Loch Bà Ring-dyke[edit]

This ring-dyke is the final major silicic intrusion of the Loch Bà Centre. It has an external diameter of about 8 km and a width varying from 400 m down to zero in those areas where the trace of the ring-fault is marked only by brecciation of the country rocks. In general, the ring-dyke walls are close to vertical, although steep outward dips occur along the north-west portion. The Loch Bà Ring-dyke is cut by late members of the north-west-trending regional dyke swarm, but is unique amongst the major intrusions of the Mull Central Complex in being entirely free of cone-sheets.

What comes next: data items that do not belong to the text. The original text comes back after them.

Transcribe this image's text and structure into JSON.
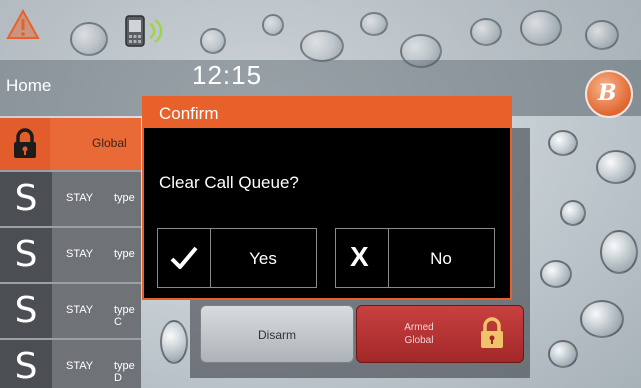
{
  "status_bar": {
    "alert_icon": "alert-triangle-icon",
    "phone_icon": "phone-message-icon"
  },
  "header": {
    "home_label": "Home",
    "time": "12:15",
    "brand_letter": "B"
  },
  "partition_list": {
    "global_row": {
      "label": "Global",
      "icon": "lock-icon"
    },
    "rows": [
      {
        "badge": "S",
        "mode": "STAY",
        "type": "type"
      },
      {
        "badge": "S",
        "mode": "STAY",
        "type": "type"
      },
      {
        "badge": "S",
        "mode": "STAY",
        "type": "type C"
      },
      {
        "badge": "S",
        "mode": "STAY",
        "type": "type D"
      }
    ]
  },
  "arming_panel": {
    "disarm_label": "Disarm",
    "armed_line1": "Armed",
    "armed_line2": "Global",
    "armed_icon": "lock-icon"
  },
  "dialog": {
    "title": "Confirm",
    "message": "Clear Call Queue?",
    "yes_label": "Yes",
    "yes_icon": "checkmark-icon",
    "no_label": "No",
    "no_glyph": "X",
    "no_icon": "x-icon"
  },
  "colors": {
    "accent_orange": "#e8612b",
    "armed_red": "#b33030",
    "dialog_bg": "#000000"
  }
}
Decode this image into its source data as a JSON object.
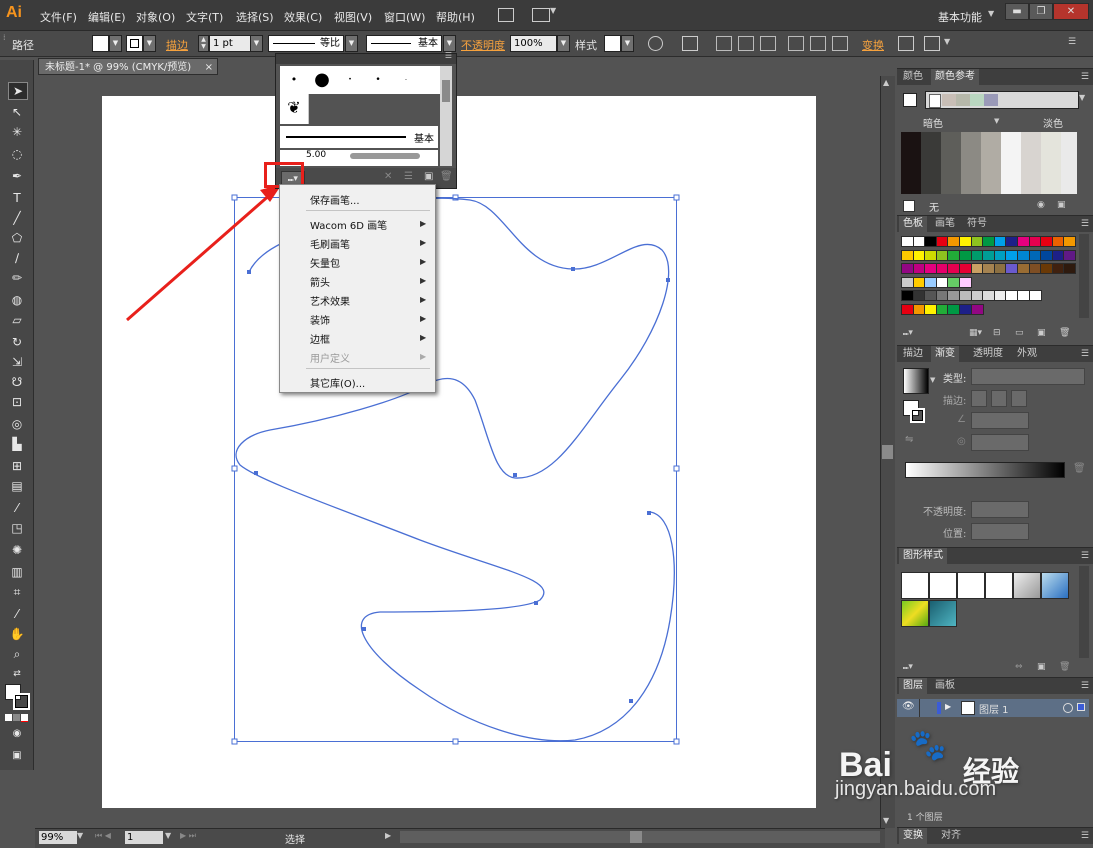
{
  "app": {
    "logo": "Ai"
  },
  "menu": [
    "文件(F)",
    "编辑(E)",
    "对象(O)",
    "文字(T)",
    "选择(S)",
    "效果(C)",
    "视图(V)",
    "窗口(W)",
    "帮助(H)"
  ],
  "workspace": "基本功能",
  "control_bar": {
    "object_type": "路径",
    "stroke_label": "描边",
    "stroke_weight": "1 pt",
    "profile": "等比",
    "brush": "基本",
    "opacity_label": "不透明度",
    "opacity": "100%",
    "style_label": "样式",
    "transform_label": "变换"
  },
  "document_tab": "未标题-1* @ 99% (CMYK/预览)",
  "brush_panel": {
    "brush_size_label": "5.00",
    "basic_label": "基本"
  },
  "brush_library_menu": {
    "items": [
      {
        "label": "保存画笔...",
        "submenu": false,
        "disabled": false
      },
      {
        "label": "Wacom 6D 画笔",
        "submenu": true,
        "disabled": false
      },
      {
        "label": "毛刷画笔",
        "submenu": true,
        "disabled": false
      },
      {
        "label": "矢量包",
        "submenu": true,
        "disabled": false
      },
      {
        "label": "箭头",
        "submenu": true,
        "disabled": false
      },
      {
        "label": "艺术效果",
        "submenu": true,
        "disabled": false
      },
      {
        "label": "装饰",
        "submenu": true,
        "disabled": false
      },
      {
        "label": "边框",
        "submenu": true,
        "disabled": false
      },
      {
        "label": "用户定义",
        "submenu": true,
        "disabled": true
      },
      {
        "label": "其它库(O)...",
        "submenu": false,
        "disabled": false
      }
    ]
  },
  "color_guide_panel": {
    "tabs": [
      "颜色",
      "颜色参考"
    ],
    "dark_label": "暗色",
    "light_label": "淡色",
    "none_label": "无"
  },
  "swatches_panel": {
    "tabs": [
      "色板",
      "画笔",
      "符号"
    ]
  },
  "gradient_panel": {
    "tabs": [
      "描边",
      "渐变",
      "透明度",
      "外观"
    ],
    "type_label": "类型:",
    "stroke_label": "描边:",
    "opacity_label": "不透明度:",
    "position_label": "位置:"
  },
  "graphic_styles_panel": {
    "tab": "图形样式"
  },
  "layers_panel": {
    "tabs": [
      "图层",
      "画板"
    ],
    "layer_name": "图层 1",
    "footer": "1 个图层"
  },
  "bottom_panel": {
    "tabs": [
      "变换",
      "对齐"
    ]
  },
  "status_bar": {
    "zoom": "99%",
    "page": "1",
    "mode": "选择"
  },
  "watermark": {
    "brand": "Bai",
    "brand_cn": "经验",
    "url": "jingyan.baidu.com"
  },
  "colors": {
    "accent_orange": "#f7941d",
    "highlight_red": "#e8201b",
    "path_blue": "#4a6fd4"
  }
}
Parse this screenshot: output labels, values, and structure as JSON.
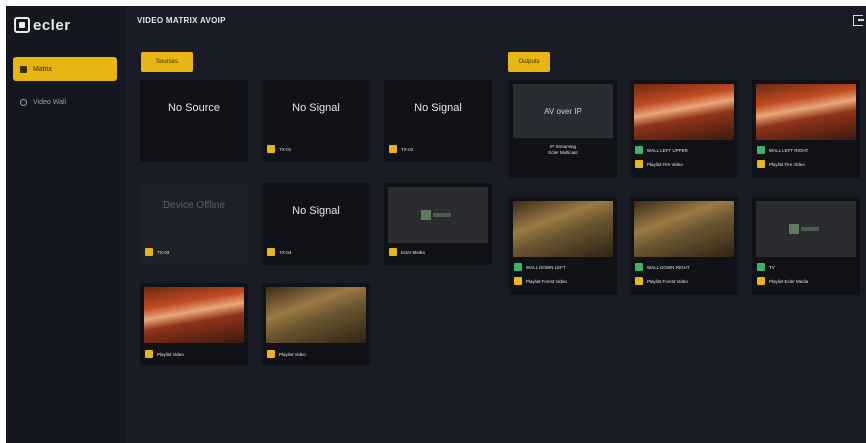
{
  "app": {
    "logo_text": "ecler",
    "page_title": "VIDEO MATRIX AVOIP",
    "nav": [
      {
        "label": "Matrix",
        "active": true
      },
      {
        "label": "Video Wall",
        "active": false
      }
    ]
  },
  "sections": {
    "left_button": "Sources",
    "right_button": "Outputs"
  },
  "sources": [
    {
      "type": "text",
      "text": "No Source"
    },
    {
      "type": "text",
      "text": "No Signal",
      "tag": "TX-01"
    },
    {
      "type": "text",
      "text": "No Signal",
      "tag": "TX-02"
    },
    {
      "type": "offline",
      "text": "Device Offline",
      "tag": "TX-03"
    },
    {
      "type": "text",
      "text": "No Signal",
      "tag": "TX-04"
    },
    {
      "type": "image",
      "image": "dark",
      "tag": "Ecler Media"
    },
    {
      "type": "image",
      "image": "fire",
      "tag": "Playlist Video"
    },
    {
      "type": "image",
      "image": "forest",
      "tag": "Playlist Video"
    }
  ],
  "outputs": [
    {
      "type": "av",
      "box_text": "AV over IP",
      "sub1": "IP Streaming",
      "sub2": "Ecler Multicast"
    },
    {
      "type": "image",
      "image": "fire",
      "tag1": "WALL LEFT UPPER",
      "tag2": "Playlist Fire Video"
    },
    {
      "type": "image",
      "image": "fire",
      "tag1": "WALL LEFT RIGHT",
      "tag2": "Playlist Fire Video"
    },
    {
      "type": "image",
      "image": "forest",
      "tag1": "WALL DOWN LEFT",
      "tag2": "Playlist Forest Video"
    },
    {
      "type": "image",
      "image": "forest",
      "tag1": "WALL DOWN RIGHT",
      "tag2": "Playlist Forest Video"
    },
    {
      "type": "image",
      "image": "dark",
      "tag1": "TV",
      "tag2": "Playlist Ecler Media"
    }
  ]
}
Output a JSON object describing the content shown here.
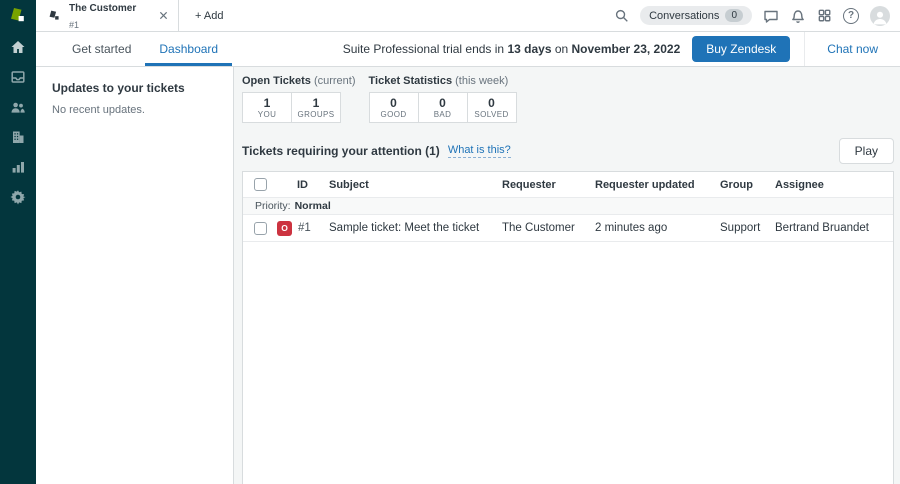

The intrusion was first described by Bailey et al. (1924) and its petrology and origin have subsequently been investigated by Walker and Skelhorn (1966) and by Sparks (1988). The later studies recognised the hybrid nature of the intrusion, involving dominant silicic rock (rhyolite with sparse phenocrysts of sodic plagioclase, sanidine, hedenbergite, fayalite, magnetite, ilmenite and zircon) containing inclusions (typically less than 10 cm long) of phenocryst-poor basic material ranging in composition from ferrobasalt through to dacite. The inclusions constitute less than 10 per cent of the ring-dyke, are commonly glassy, and range in shape from rounded to lenticular, the latter with distinctive ragged ends. The rhyolite is partially devitrified with an obvious flow banding and the preservation of fiamme (eutaxitic texture) is indicative of a pyroclastic origin. Given the glassy, hybrid nature of the intrusion, even where it is 400 m wide, and the development of textures typical of welded tuff, it is evident that its emplacement involved mixing of magmas during the eruption of pyroclastic material (Chapter 10). Space for this intrusion was most likely created by the combined action of gas brecciation and central subsidence, by a relatively small distance, of the pre-existing block inside the ring-dyke.